Sunday, May 1, 2022 (All day)

DOE Randomized Algorithms for Combinatorial Scientific Computing
Harvard Pre-Proposal Deadline: May 1, 2022
FAS/SEAS/OSP Pre-Application Deadline: May 16, 2022
Sponsor Pre-Application Deadline: May 19, 2022
FAS/SEAS/OSP Full Proposal Deadline: June 23, 2022
Sponsor Full Proposal Deadline: June 30, 2022
Award Amount: Up to $800,000/year for three years

The DOE SC program in Advanced Scientific Computing Research (ASCR) has announced its interest in basic research in the design, development, analysis, and scalability of randomized algorithms for the challenging discrete and combinatorial problems that arise in the Department’s energy, environmental, and national security mission areas. The overarching goal of randomized algorithms research, under this Funding Opportunity Announcement, is to find scalable ways to sample, organize, search, or analyze very large data streams, discrete structures, and combinatorial problems relevant to DOE mission areas.

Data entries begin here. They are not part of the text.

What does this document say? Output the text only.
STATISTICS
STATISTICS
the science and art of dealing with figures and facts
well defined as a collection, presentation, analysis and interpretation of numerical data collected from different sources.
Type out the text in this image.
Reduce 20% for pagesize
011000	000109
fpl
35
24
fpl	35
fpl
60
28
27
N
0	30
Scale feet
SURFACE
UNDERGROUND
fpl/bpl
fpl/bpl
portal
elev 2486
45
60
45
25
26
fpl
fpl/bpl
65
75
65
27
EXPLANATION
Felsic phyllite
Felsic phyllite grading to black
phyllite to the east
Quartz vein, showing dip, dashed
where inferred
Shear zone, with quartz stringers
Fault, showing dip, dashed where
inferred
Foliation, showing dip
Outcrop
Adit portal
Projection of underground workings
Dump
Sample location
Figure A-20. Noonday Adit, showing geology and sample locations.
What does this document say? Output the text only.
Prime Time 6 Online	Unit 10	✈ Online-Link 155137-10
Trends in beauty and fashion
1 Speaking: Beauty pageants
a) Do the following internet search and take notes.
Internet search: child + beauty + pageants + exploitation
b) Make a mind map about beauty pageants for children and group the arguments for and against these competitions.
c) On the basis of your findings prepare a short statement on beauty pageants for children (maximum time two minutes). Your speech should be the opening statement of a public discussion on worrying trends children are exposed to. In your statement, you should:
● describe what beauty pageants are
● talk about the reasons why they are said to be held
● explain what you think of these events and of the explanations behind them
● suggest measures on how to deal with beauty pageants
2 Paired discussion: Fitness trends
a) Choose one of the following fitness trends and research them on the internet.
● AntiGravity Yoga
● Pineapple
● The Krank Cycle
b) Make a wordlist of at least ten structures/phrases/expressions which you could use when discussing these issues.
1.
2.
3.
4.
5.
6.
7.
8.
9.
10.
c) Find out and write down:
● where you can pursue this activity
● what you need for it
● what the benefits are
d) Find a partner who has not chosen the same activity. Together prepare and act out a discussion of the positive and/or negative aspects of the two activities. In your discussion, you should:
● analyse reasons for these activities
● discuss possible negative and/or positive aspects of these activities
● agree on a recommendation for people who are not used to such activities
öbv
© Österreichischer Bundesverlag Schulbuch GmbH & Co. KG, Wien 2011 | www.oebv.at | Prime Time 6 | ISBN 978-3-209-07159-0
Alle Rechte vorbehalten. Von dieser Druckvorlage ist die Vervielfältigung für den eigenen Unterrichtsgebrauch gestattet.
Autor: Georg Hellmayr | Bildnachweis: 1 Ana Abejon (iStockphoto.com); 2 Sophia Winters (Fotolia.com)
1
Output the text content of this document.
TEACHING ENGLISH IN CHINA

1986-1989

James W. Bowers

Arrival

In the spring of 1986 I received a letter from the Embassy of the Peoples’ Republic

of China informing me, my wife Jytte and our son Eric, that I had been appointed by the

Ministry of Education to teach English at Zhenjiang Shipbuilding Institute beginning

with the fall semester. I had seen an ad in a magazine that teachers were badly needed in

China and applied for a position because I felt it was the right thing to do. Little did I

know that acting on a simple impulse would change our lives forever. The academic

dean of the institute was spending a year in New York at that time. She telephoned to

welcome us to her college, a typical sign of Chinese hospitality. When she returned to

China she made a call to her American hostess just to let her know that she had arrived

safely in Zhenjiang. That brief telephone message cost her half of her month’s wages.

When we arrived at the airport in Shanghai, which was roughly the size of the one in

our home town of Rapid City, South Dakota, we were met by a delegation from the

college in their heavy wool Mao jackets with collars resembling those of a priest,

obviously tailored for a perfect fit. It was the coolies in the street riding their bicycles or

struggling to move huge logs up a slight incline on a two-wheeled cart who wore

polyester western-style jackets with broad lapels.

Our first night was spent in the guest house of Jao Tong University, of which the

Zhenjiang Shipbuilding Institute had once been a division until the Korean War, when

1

The five research topics of interest focus on algorithms for discrete and combinatorial problems:

  1. Randomized algorithms for discrete problems that cannot be modeled as networks
  2. Randomized algorithms for solving well-defined problems on networks
  3. Universal sketching and sampling on discrete data
  4. Randomized algorithms for combinatorial and discrete optimization
  5. Randomized algorithms for machine learning on networks

Applications submitted in response to this FOA must substantively address one (or more) of the above five research topics and the following three facets of randomized algorithms for discrete and combinatorial scientific computing:

  1. Impact: What are the most significant or compelling scientific or technical challenges that are driving the development of the randomized algorithms approach?
  2. Methodology: In what ways does the randomized approach provide a new and/or significant enabling technology for scientific computing? What are the potential merits and limitations of the randomized approach, particularly with respect to current and emerging high-performance computing architectures and ecosystems?
  3. Validation: What is a relevant set of non-trivial metrics for assessing the accuracy and effectiveness of the randomized approaches?